Because Paul is a neurosurgeon, he spends much of his memoir writing about the brain: how it functions, how it fails, and the information it can store. However, Paul also understands that being a doctor does not solely boil down to the technical knowledge or skill that one has—a successful doctor must also have experience, which is much more challenging to acquire. Paul’s journey through residency leads him to discover that textbook knowledge is important, but the judgment that comes from facing problems on the ground is much more valuable.
When Paul is in high school, his mother places a high premium on her sons getting a traditional education.
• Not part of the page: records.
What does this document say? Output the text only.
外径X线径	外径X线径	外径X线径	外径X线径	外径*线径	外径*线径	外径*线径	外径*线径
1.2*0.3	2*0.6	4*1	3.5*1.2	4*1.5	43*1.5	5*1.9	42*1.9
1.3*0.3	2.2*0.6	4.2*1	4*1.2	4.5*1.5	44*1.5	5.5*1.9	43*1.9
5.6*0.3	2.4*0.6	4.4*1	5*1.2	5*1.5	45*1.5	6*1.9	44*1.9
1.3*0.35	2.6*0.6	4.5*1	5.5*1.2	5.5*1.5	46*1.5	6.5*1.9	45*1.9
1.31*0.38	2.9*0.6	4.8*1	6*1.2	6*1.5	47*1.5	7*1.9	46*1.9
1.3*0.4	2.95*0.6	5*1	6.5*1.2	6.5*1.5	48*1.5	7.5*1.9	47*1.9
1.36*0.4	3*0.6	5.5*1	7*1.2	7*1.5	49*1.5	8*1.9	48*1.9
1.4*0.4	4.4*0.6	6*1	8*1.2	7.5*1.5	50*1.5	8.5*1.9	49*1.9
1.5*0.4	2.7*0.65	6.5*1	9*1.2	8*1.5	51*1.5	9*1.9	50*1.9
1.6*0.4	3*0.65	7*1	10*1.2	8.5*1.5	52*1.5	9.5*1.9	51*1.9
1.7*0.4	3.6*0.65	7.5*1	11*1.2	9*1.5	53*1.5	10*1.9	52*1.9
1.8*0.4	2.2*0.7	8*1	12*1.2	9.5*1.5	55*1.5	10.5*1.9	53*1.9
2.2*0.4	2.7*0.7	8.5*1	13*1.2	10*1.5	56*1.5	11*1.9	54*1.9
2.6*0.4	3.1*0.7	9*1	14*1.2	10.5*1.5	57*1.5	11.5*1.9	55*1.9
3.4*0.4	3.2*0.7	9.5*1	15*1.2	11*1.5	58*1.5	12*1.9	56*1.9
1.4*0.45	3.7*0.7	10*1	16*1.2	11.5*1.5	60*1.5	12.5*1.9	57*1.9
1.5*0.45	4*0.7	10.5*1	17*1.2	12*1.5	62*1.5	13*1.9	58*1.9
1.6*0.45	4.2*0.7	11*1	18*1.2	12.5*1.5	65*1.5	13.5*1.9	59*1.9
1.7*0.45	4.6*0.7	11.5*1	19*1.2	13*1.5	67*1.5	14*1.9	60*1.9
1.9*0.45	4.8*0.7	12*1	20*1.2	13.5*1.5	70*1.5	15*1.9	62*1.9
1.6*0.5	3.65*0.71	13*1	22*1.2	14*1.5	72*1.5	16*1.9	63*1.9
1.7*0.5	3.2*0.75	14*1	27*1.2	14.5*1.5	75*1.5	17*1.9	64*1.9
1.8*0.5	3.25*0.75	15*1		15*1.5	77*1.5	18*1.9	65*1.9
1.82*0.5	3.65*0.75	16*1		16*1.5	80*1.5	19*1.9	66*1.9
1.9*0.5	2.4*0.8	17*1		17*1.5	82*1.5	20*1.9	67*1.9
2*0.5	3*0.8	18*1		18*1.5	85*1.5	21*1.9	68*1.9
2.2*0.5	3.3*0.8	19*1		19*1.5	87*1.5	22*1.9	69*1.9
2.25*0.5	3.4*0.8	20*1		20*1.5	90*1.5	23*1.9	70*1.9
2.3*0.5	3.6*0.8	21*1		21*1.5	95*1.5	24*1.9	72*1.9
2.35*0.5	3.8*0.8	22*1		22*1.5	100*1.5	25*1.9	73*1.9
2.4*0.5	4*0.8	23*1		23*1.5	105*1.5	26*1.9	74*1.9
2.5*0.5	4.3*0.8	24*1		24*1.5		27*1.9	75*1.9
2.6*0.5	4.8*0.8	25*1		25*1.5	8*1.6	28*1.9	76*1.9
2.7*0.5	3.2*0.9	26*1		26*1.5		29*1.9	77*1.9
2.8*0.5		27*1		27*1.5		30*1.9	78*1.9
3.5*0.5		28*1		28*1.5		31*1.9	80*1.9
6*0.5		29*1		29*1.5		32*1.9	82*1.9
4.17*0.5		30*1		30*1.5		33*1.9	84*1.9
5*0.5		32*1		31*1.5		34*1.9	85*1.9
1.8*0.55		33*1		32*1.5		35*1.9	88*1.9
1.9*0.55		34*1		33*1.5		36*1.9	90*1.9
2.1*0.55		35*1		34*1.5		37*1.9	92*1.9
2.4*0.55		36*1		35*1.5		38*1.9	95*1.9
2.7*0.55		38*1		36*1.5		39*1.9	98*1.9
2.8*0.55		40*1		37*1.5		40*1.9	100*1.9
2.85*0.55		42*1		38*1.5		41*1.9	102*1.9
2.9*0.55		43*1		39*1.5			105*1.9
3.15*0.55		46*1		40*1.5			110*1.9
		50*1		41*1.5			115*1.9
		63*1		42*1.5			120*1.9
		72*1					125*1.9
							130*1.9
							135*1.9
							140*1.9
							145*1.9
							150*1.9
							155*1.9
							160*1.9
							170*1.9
She would drive them more than a hundred miles to Las Vegas to take standardized tests to get into college, and she also demanded that their school add AP courses. Paul is eventually accepted to Stanford, fulfilling her expectation. But in Paul’s sophomore year of college, he chooses to spend his summer as a chef at a camp rather than being an intern at a primate research center, which aligns more with his mother’s vision for his life. Though Paul doubts his decision at first, he realizes how valuable his time exploring the lakes, mountains, and deserts near the camp is because it gives him first-hand experience of the natural world. Though this is unrelated to his future career, his comment that “every day felt full of life, and of the relationships that give life meaning” demonstrates how much he values real-world experiences in his quest for a meaningful existence.
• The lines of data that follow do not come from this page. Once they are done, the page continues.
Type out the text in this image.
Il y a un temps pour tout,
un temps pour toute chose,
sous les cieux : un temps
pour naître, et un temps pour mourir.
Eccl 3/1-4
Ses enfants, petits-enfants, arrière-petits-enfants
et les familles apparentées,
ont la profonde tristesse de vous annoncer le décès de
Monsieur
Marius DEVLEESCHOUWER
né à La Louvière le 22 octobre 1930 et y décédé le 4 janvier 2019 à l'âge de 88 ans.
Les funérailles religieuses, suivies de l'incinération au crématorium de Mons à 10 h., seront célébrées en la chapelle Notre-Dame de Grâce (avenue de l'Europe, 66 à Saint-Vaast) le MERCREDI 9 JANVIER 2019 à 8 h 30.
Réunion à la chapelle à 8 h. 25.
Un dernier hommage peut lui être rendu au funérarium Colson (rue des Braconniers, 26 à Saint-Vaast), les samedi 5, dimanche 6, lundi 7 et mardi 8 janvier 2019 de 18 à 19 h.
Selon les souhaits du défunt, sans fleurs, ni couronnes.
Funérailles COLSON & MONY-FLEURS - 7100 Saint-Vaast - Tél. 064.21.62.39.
As Paul goes through medical school and residency, he understands more and more the value of experience and developing his own judgment, rather than relying on the textbook knowledge he gained in medical school. During Paul’s first day at the ob-gyn, for example, the resident explains that it’s a judgment call on whether to deliver babies very early when they have abnormal heart rhythms or to wait longer in order to let them develop more. Paul understands that this kind of decision cannot be made through intelligence alone; one must also have experience, and with that experience, an ability to judge future situations. Similarly, when Paul is in residency, he describes how he aims to understand his own patients in order to make tricky judgment calls. He says that before he operates on anyone’s brain, he first tries to understand his patient’s mind: “his identity, his values, what makes his life worth living, and what devastation makes it reasonable to let that life end.” This aids him in making such judgment calls about a patient’s life and wellbeing. In this way, it is not just knowledge that helps him perform surgery—it is judgment that allows him to provide a future for patients that they would most want to have.
When Paul moves from the role of doctor to the role of patient, he also relies on his oncologist, Emma, for the same judgment and guidance he provides to his own patients. Emma uses her own experience and what she knows of Paul to determine the best treatment for him. Understanding that Paul’s career is important to him, she helps him choose drugs that won’t damage the nerves in his hands so that he can continue to perform surgery. Emma also refuses to tell him where he lies on statistical curves because she thinks that these dry facts will be damaging to Paul’s hope in his future. Thus, knowledge here is not only insufficient, it is also potentially harmful. Instead, Emma uses her judgment and relays guidance on how Paul can spend his remaining time meaningfully, helping him work towards recovery and get back to his job as a neurosurgeon.
Paul and his family clearly value knowledge and intelligence—concrete factual information and the ability to learn that information. But throughout his life, he also discovers the value of actual understanding. Both as a doctor and as a patient, Paul sees that the textbooks he reads in medical school have their limitations. He comes to realize that “no system of thought can contain the fullness of human experience.” Thus, Paul’s knowledge may help save lives, but Paul’s judgment ensures that those lives can remain meaningful.
Knowledge, Experience, and Judgment ThemeTracker
Knowledge, Experience, and Judgment Quotes in When Breath Becomes Air
My mother, afraid the impoverished school system would hobble her children, acquired, from somewhere, a “college prep reading list.” […] She made me read 1984 when I was ten years old; I was scandalized by the sex, but it also instilled in me a deep love of, and care for, language.
It was as if this were the moment God said, “Let there be light!" You could not help but feel your specklike existence against the immensity of the mountain, the earth, the universe, and yet still feel your own two feet on the talus, reaffirming your presence amid the grandeur.
Stepping back, I realized that I was merely confirming what I already knew: I wanted that direct experience. It was only in practicing medicine that I could pursue a serious biological philosophy.
How could I ever learn to make, and live with, such judgment calls? I still had a lot of practical medicine to learn, but would knowledge alone be enough, with life and death hanging in the balance? Surely intelligence wasn't enough; moral clarity was needed as well.
Scientific knowledge [is] inapplicable to the existential, visceral nature of human life, which is unique and subjective and unpredictable.